Tesla’s AI4 is estimated to hit around 100-150 TOPS (INT8) across its dual-SoC redundant system. On paper, it looks like a slaughter, but Tesla made a very specific engineering trade-off that tells us exactly what was bottling up their software: memory bandwidth.
Tesla switched from LPDDR4 in HW3 to GDDR6 in HW4, the same power-hungry memory you find in gaming graphics cards (GPUs). This gives AI4 a massive memory bandwidth of approximately 384 GB/s, compared to Thor’s 273 GB/s (on the single-chip Jetson config) using LPDDR5X.
This suggests Tesla’s vision-only approach, which ingests massive amounts of raw video from high-res cameras, was starving for data.
Based on Elon Musk’s comments that Tesla’s AI5 chip will have 5x the memory bandwidth, it sounds like it might still be Tesla’s bottleneck.
Here is where Tesla’s cost-cutting really shows. AI4 is still running on ARM Cortex-A72 cores, an architecture that is nearly a decade old. They bumped the core count to 20, but it’s still old tech.
NVIDIA Thor, meanwhile, uses the ARM Neoverse V3AE, a server-grade CPU explicitly designed for the modern software-defined vehicle. This allows Thor to run not just the autonomous driving stack, but the entire infotainment system, dashboard, and potentially even an in-car AI assistant, all on one chip.

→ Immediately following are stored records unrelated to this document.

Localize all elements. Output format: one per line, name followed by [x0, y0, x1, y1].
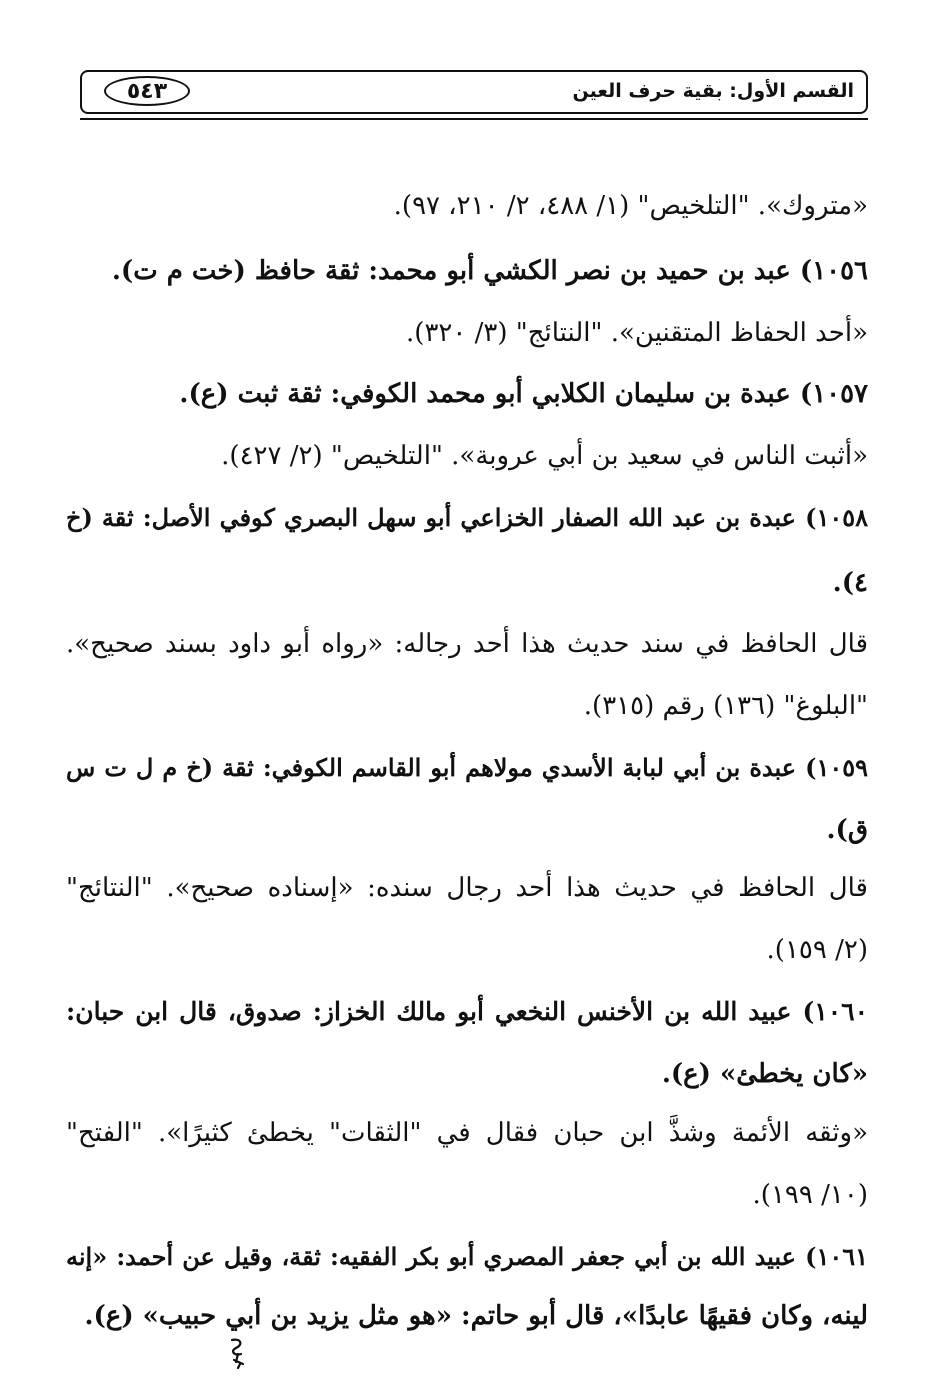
- entry-number: ١٠٥٧): [799, 379, 868, 409]
- text-line: قال الحافظ في سند حديث هذا أحد رجاله: «رواه أبو داود بسند صحيح».: [66, 629, 868, 659]
- running-title: القسم الأول: بقية حرف العين: [572, 80, 854, 102]
- entry-line: ١٠٥٦) عبد بن حميد بن نصر الكشي أبو محمد: ثقة حافظ (خت م ت).: [111, 256, 868, 286]
- entry-number: ١٠٦١): [805, 1242, 868, 1271]
- text-line: «أحد الحفاظ المتقنين». "النتائج" (٣/ ٣٢٠).: [406, 318, 868, 348]
- entry-number: ١٠٦٠): [802, 997, 868, 1026]
- catchword-mark-icon: [226, 1336, 250, 1370]
- entry-line: ١٠٥٨) عبدة بن عبد الله الصفار الخزاعي أبو سهل البصري كوفي الأصل: ثقة (خ: [66, 503, 868, 532]
- entry-line: ١٠٥٩) عبدة بن أبي لبابة الأسدي مولاهم أبو القاسم الكوفي: ثقة (خ م ل ت س: [66, 753, 869, 782]
- header-rule: [80, 118, 868, 120]
- entry-number: ١٠٥٨): [805, 503, 868, 532]
- text-line: «وثقه الأئمة وشذَّ ابن حبان فقال في "الثقات" يخطئ كثيرًا». "الفتح": [66, 1118, 868, 1148]
- entry-number: ١٠٥٩): [805, 753, 869, 782]
- entry-line-continuation: ٤).: [832, 568, 868, 598]
- entry-number: ١٠٥٦): [799, 256, 868, 286]
- text-line: (٢/ ١٥٩).: [766, 935, 868, 965]
- entry-line-continuation: «كان يخطئ» (ع).: [661, 1059, 868, 1089]
- entry-line: ١٠٥٧) عبدة بن سليمان الكلابي أبو محمد الكوفي: ثقة ثبت (ع).: [179, 379, 868, 409]
- entry-line: ١٠٦٠) عبيد الله بن الأخنس النخعي أبو مالك الخزاز: صدوق، قال ابن حبان:: [66, 997, 868, 1026]
- text-line: «أثبت الناس في سعيد بن أبي عروبة». "التلخيص" (٢/ ٤٢٧).: [221, 441, 868, 471]
- entry-line-continuation: ق).: [826, 815, 868, 845]
- entry-line-continuation: لينه، وكان فقيهًا عابدًا»، قال أبو حاتم: «هو مثل يزيد بن أبي حبيب» (ع).: [84, 1301, 868, 1331]
- text-line: قال الحافظ في حديث هذا أحد رجال سنده: «إسناده صحيح». "النتائج": [66, 873, 868, 903]
- page-number: ٥٤٣: [104, 76, 190, 106]
- text-line: "البلوغ" (١٣٦) رقم (٣١٥).: [583, 691, 868, 721]
- text-line: (١٠/ ١٩٩).: [752, 1180, 868, 1210]
- text-line: «متروك». "التلخيص" (١/ ٤٨٨، ٢/ ٢١٠، ٩٧).: [393, 191, 868, 221]
- entry-line: ١٠٦١) عبيد الله بن أبي جعفر المصري أبو بكر الفقيه: ثقة، وقيل عن أحمد: «إنه: [66, 1242, 868, 1271]
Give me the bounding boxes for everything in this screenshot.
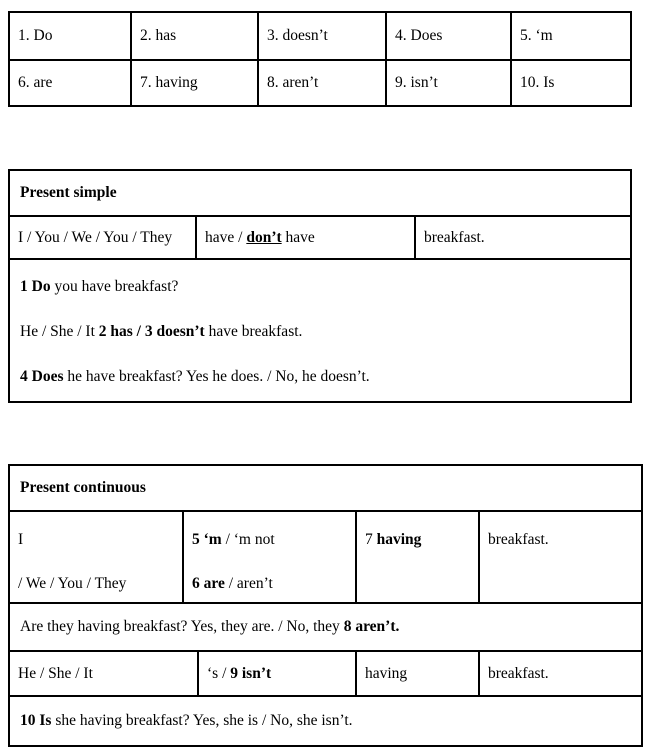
answer-key-row-1 xyxy=(10,13,630,61)
example-text: have breakfast. xyxy=(204,323,303,340)
verb-pre: have / xyxy=(205,228,247,246)
example-text: Are they having breakfast? Yes, they are. / No, they xyxy=(20,618,344,635)
verb-number: 7 xyxy=(365,531,377,548)
answer-cell-10 xyxy=(512,61,630,105)
subject-cell xyxy=(10,652,199,695)
object-line: breakfast. xyxy=(488,531,549,548)
subject-lines xyxy=(18,518,126,602)
auxiliary-text: ‘s / xyxy=(207,664,231,682)
answer-cell-4 xyxy=(387,13,512,59)
subject-cell xyxy=(10,512,184,602)
answer-8: 8 aren’t. xyxy=(343,618,400,635)
subject-line-2: / We / You / They xyxy=(18,575,127,592)
answer-text: 8. aren’t xyxy=(267,74,319,91)
answer-text: 4. Does xyxy=(395,27,443,44)
example-segment xyxy=(20,618,399,636)
answer-7: having xyxy=(376,531,422,548)
example-text: she having breakfast? Yes, she is / No, she isn’t. xyxy=(51,712,353,729)
object-cell xyxy=(480,512,641,602)
object-cell xyxy=(416,217,630,258)
example-text: He / She / It xyxy=(20,323,99,340)
verb-segment xyxy=(205,229,315,247)
answer-4: 4 Does xyxy=(20,368,64,385)
answer-cell-9 xyxy=(387,61,512,105)
verb-line xyxy=(365,518,421,562)
example-text: he have breakfast? Yes he does. / No, he doesn’t. xyxy=(63,368,370,385)
auxiliary-line-1 xyxy=(192,518,275,562)
auxiliary-text: / ‘m not xyxy=(221,531,275,548)
present-continuous-example-1 xyxy=(10,604,641,652)
auxiliary-segment xyxy=(207,665,271,683)
present-simple-title: Present simple xyxy=(20,184,117,201)
answer-text: 2. has xyxy=(140,27,177,44)
subject-text: I / You / We / You / They xyxy=(18,228,173,246)
example-line-1 xyxy=(20,264,620,309)
auxiliary-text: / aren’t xyxy=(224,575,273,592)
object-text: breakfast. xyxy=(424,228,485,246)
answer-cell-8 xyxy=(259,61,387,105)
present-continuous-header xyxy=(10,466,641,512)
present-continuous-title: Present continuous xyxy=(20,479,146,496)
verb-text: having xyxy=(365,664,408,682)
present-simple-header xyxy=(10,171,630,217)
auxiliary-lines xyxy=(192,518,275,602)
present-continuous-table xyxy=(8,464,643,747)
answer-cell-1 xyxy=(10,13,132,59)
answer-text: 9. isn’t xyxy=(395,74,438,91)
answer-text: 6. are xyxy=(18,74,53,91)
answer-6: 6 are xyxy=(192,575,225,592)
auxiliary-cell xyxy=(199,652,357,695)
answer-cell-2 xyxy=(132,13,259,59)
answer-cell-3 xyxy=(259,13,387,59)
answer-key-row-2 xyxy=(10,61,630,105)
answer-cell-6 xyxy=(10,61,132,105)
example-line-3 xyxy=(20,354,620,399)
present-continuous-example-2 xyxy=(10,697,641,745)
verb-negative: don’t xyxy=(246,228,282,246)
object-text: breakfast. xyxy=(488,664,549,682)
subject-cell xyxy=(10,217,197,258)
present-continuous-form-row-2 xyxy=(10,652,641,697)
answer-1: 1 Do xyxy=(20,278,51,295)
auxiliary-line-2 xyxy=(192,562,275,602)
subject-line-1: I xyxy=(18,531,24,548)
answer-text: 10. Is xyxy=(520,74,555,91)
object-cell xyxy=(480,652,641,695)
answer-text: 7. having xyxy=(140,74,198,91)
example-segment xyxy=(20,712,353,730)
verb-cell xyxy=(357,652,480,695)
present-continuous-form-row-1 xyxy=(10,512,641,604)
present-simple-form-row xyxy=(10,217,630,260)
auxiliary-cell xyxy=(184,512,357,602)
answer-9: 9 isn’t xyxy=(230,664,272,682)
answer-cell-7 xyxy=(132,61,259,105)
answer-text: 3. doesn’t xyxy=(267,27,328,44)
answer-text: 5. ‘m xyxy=(520,27,553,44)
example-line-2 xyxy=(20,309,620,354)
present-simple-table xyxy=(8,169,632,403)
answer-text: 1. Do xyxy=(18,27,53,44)
answer-10: 10 Is xyxy=(20,712,52,729)
present-simple-examples xyxy=(10,260,630,401)
subject-text: He / She / It xyxy=(18,664,93,682)
answers-2-3: 2 has / 3 doesn’t xyxy=(98,323,205,340)
verb-cell xyxy=(197,217,416,258)
answer-5: 5 ‘m xyxy=(192,531,222,548)
verb-cell xyxy=(357,512,480,602)
answer-key-table xyxy=(8,11,632,107)
verb-post: have xyxy=(281,228,315,246)
answer-cell-5 xyxy=(512,13,630,59)
example-text: you have breakfast? xyxy=(50,278,179,295)
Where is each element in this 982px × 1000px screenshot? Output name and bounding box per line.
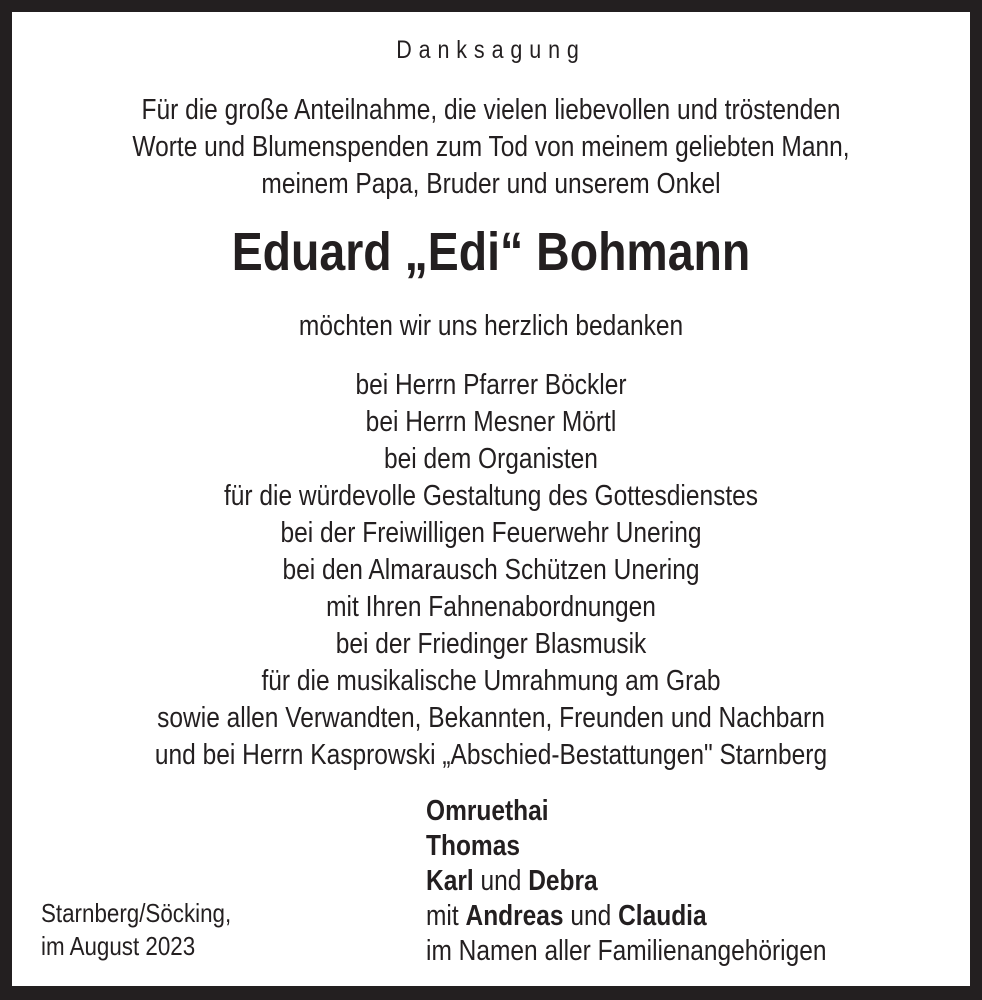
family-name: Omruethai [426,795,549,827]
family-name: Thomas [426,830,520,862]
thanks-line: mit Ihren Fahnenabordnungen [326,591,656,623]
thanks-line: bei Herrn Pfarrer Böckler [355,369,627,401]
thanks-line: und bei Herrn Kasprowski „Abschied-Bestattungen" Starnberg [154,739,828,771]
thanks-subline: möchten wir uns herzlich bedanken [298,310,684,342]
thanks-line: bei Herrn Mesner Mörtl [365,406,617,438]
place: Starnberg/Söcking, [41,898,232,928]
family-name: Claudia [618,900,707,932]
conjunction: und [473,865,529,897]
notice-heading: Danksagung [396,36,586,64]
family-name: Debra [528,865,598,897]
obituary-thanks-notice [12,12,970,986]
family-signatures [426,794,827,969]
intro-text [79,92,903,203]
thanks-line: bei der Friedinger Blasmusik [335,628,647,660]
family-name: Karl [426,865,474,897]
prefix: mit [426,900,466,932]
thanks-line: für die würdevolle Gestaltung des Gottesdienstes [223,480,759,512]
closing-line: im Namen aller Familienangehörigen [426,935,827,967]
intro-line: meinem Papa, Bruder und unserem Onkel [261,168,721,200]
place-date [41,897,231,963]
thanks-list [79,367,903,774]
thanks-line: bei den Almarausch Schützen Unering [282,554,700,586]
thanks-line: bei dem Organisten [384,443,598,475]
thanks-line: bei der Freiwilligen Feuerwehr Unering [280,517,702,549]
thanks-line: sowie allen Verwandten, Bekannten, Freunden und Nachbarn [157,702,825,734]
intro-line: Worte und Blumenspenden zum Tod von meinem geliebten Mann, [132,131,850,163]
deceased-name: Eduard „Edi“ Bohmann [231,222,751,282]
family-name: Andreas [465,900,564,932]
intro-line: Für die große Anteilnahme, die vielen liebevollen und tröstenden [141,94,841,126]
thanks-line: für die musikalische Umrahmung am Grab [261,665,721,697]
date: im August 2023 [41,931,196,961]
conjunction: und [563,900,619,932]
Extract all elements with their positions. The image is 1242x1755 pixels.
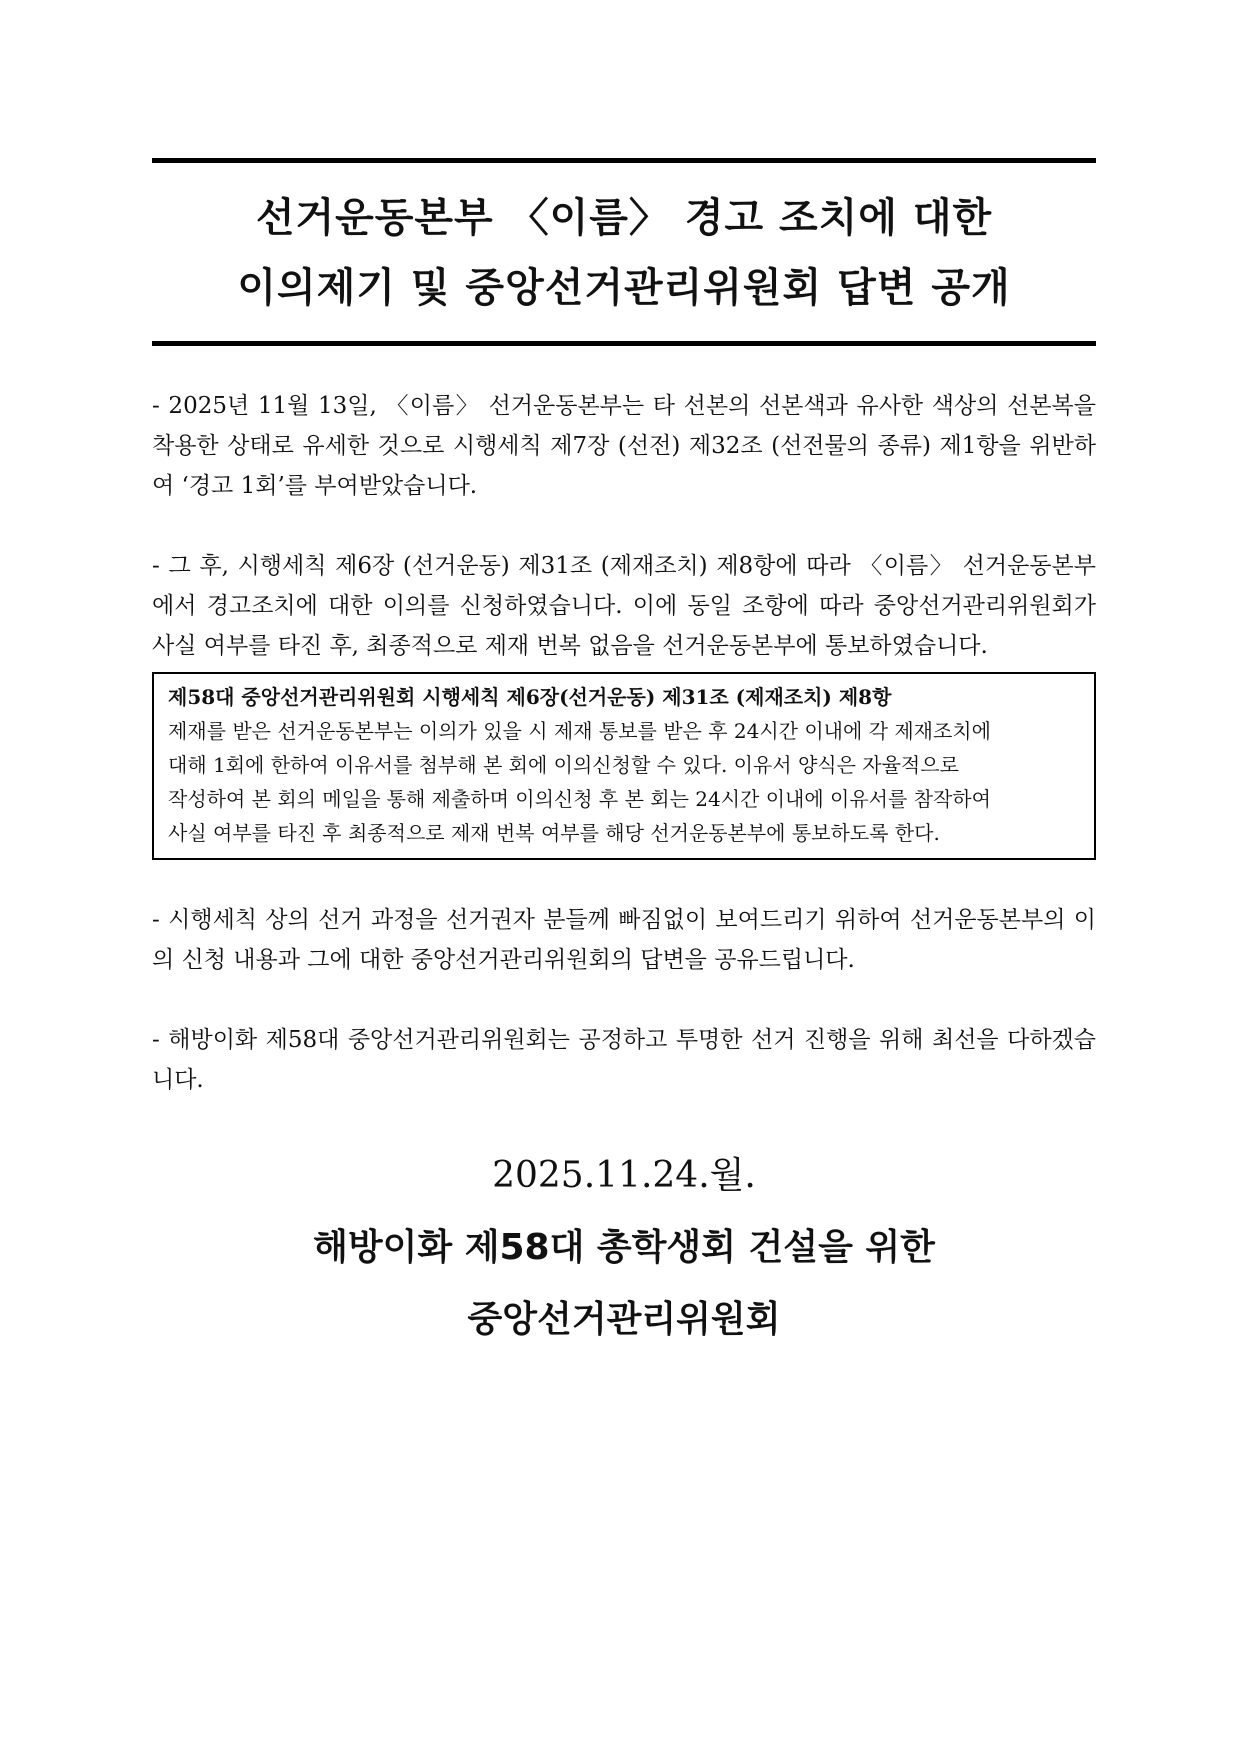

Thor has found many takers, especially among Tesla EV competitors such as BYD, Zeekr, Lucid, Xiaomi, and many more.
Electrek’s Take
There’s one thing that is not in there: price. I would assume that Tesla wins on that front, and that’s a big part of the project. Tesla developed a chip that didn’t exist, and that it needed.
It was an impressive feat, but it doesn’t make Tesla an incredible leader in silicon for self-driving.
Tesla is maxing out AI4. It now uses both chips, making it less likely to achieve the redundancy levels you need to deliver level 4-5 autonomy.
Meanwhile, we don’t have a solution for HW3 yet and AI5 is apparently not coming to save the day until 2027.
By then, there will likely be millions of vehicles on the road with NVIDIA Thor processors.